また少し忙しくなりかけていて、寝る前に本を読むときも気持ちが落ち着かない。少しずつ読んではいるのだが、なかなか感想を書く勢いがつかない。ということで今日は短めに。

この短編集は1944年から1953年の10年間の短編を集めている。戦中と戦後だから雰囲気は予想できるが、意外なものも多かった。中でも戦地に出向いた作家たちが書いた戦闘の合間の話。島尾敏雄の「島の果て」など、いまにもアメリカ軍が上陸してくるというときに島の娘と恋愛し、夜中に逢引などしている。そんな余裕があったのかと驚くが、それもまた死を前にしたぎりぎりの状態だからこそ、だったのかもしれない。戦争に行った者にとって戦闘の残酷さや恐怖はいまさら書く気にもならず、戦闘のないつかの間の出来事が強く印象に残るものなのかもしれない。

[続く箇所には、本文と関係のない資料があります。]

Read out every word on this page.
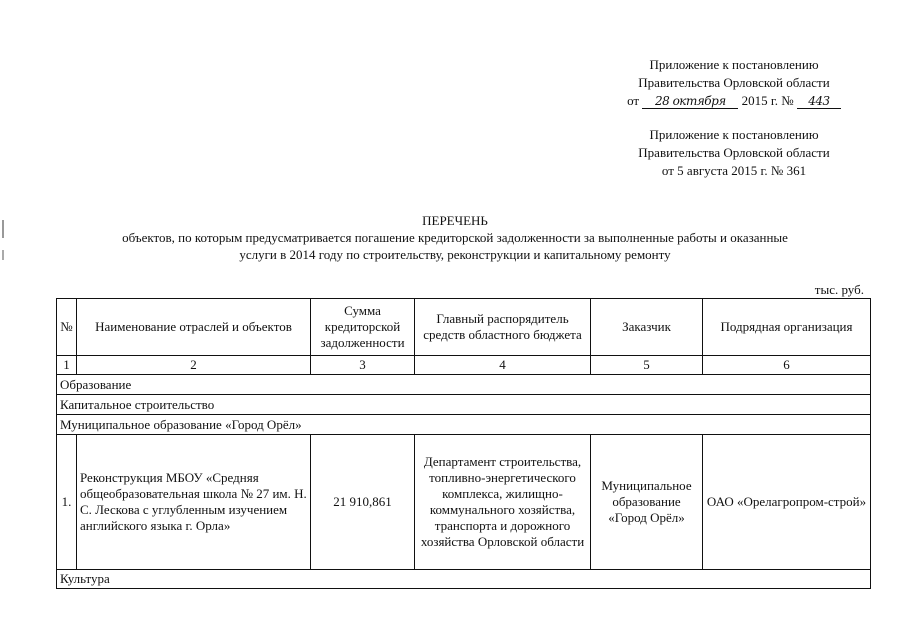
Приложение к постановлению
Правительства Орловской области
от 28 октября 2015 г. № 443
Приложение к постановлению
Правительства Орловской области
от 5 августа 2015 г. № 361
ПЕРЕЧЕНЬ
объектов, по которым предусматривается погашение кредиторской задолженности за выполненные работы и оказанные
услуги в 2014 году по строительству, реконструкции и капитальному ремонту
тыс. руб.
№	Наименование отраслей и объектов	Сумма кредиторской задолженности	Главный распорядитель средств областного бюджета	Заказчик	Подрядная организация
1	2	3	4	5	6
Образование					
Капитальное строительство					
Муниципальное образование «Город Орёл»					
1.	Реконструкция МБОУ «Средняя общеобразовательная школа № 27 им. Н. С. Лескова с углубленным изучением английского языка г. Орла»	21 910,861	Департамент строительства, топливно-энергетического комплекса, жилищно-коммунального хозяйства, транспорта и дорожного хозяйства Орловской области	Муниципальное образование «Город Орёл»	ОАО «Орелагропром-строй»
Культура					
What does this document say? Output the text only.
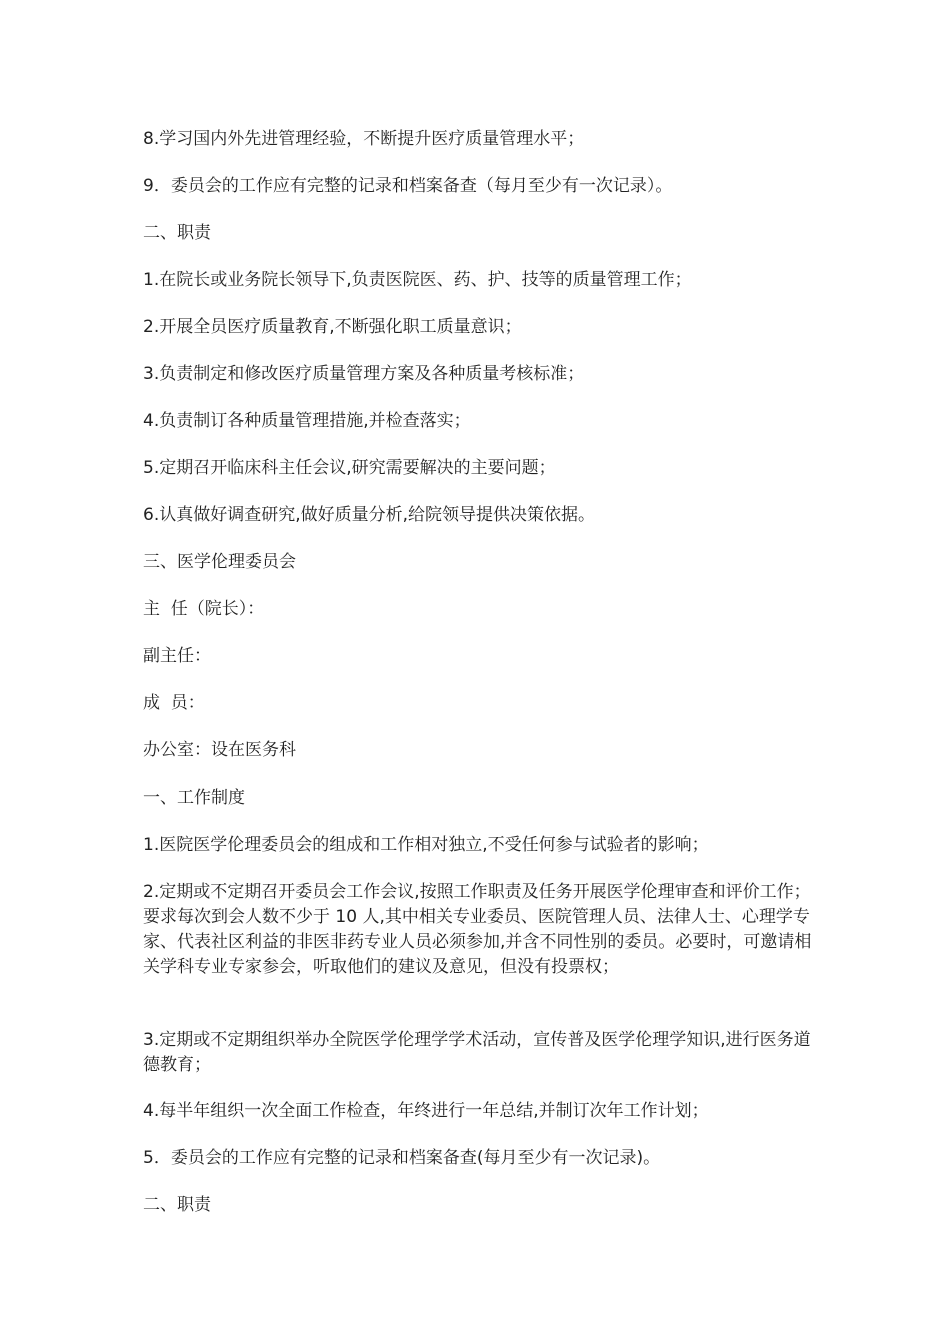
8.学习国内外先进管理经验，不断提升医疗质量管理水平；

9．委员会的工作应有完整的记录和档案备查（每月至少有一次记录）。

二、职责

1.在院长或业务院长领导下,负责医院医、药、护、技等的质量管理工作；

2.开展全员医疗质量教育,不断强化职工质量意识；

3.负责制定和修改医疗质量管理方案及各种质量考核标准；

4.负责制订各种质量管理措施,并检查落实；

5.定期召开临床科主任会议,研究需要解决的主要问题；

6.认真做好调查研究,做好质量分析,给院领导提供决策依据。

三、医学伦理委员会

主  任（院长）：

副主任：

成  员：

办公室：设在医务科

一、工作制度

1.医院医学伦理委员会的组成和工作相对独立,不受任何参与试验者的影响；

2.定期或不定期召开委员会工作会议,按照工作职责及任务开展医学伦理审查和评价工作；要求每次到会人数不少于 10 人,其中相关专业委员、医院管理人员、法律人士、心理学专家、代表社区利益的非医非药专业人员必须参加,并含不同性别的委员。必要时，可邀请相关学科专业专家参会，听取他们的建议及意见，但没有投票权；

3.定期或不定期组织举办全院医学伦理学学术活动，宣传普及医学伦理学知识,进行医务道德教育；

4.每半年组织一次全面工作检查，年终进行一年总结,并制订次年工作计划；

5．委员会的工作应有完整的记录和档案备查(每月至少有一次记录)。

二、职责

戦後の話としては太宰の「トカトントン」が代表的だけど、これはいま読んでも最後の作家のひとことがよくわからない。バランスを取っているのかな。あとは井伏鱒二「遥拝隊長」がよかった。軍隊でいばりちらしていた男が戦後になっても近所の人に「気をつけー」などと命令する。頭がおかしくなっているのだ。

この本はある読書会の課題だと言われて読んだのだけど、読書会はいつ開催されるんだろう。そのうち中身を忘れてしまいそうだ。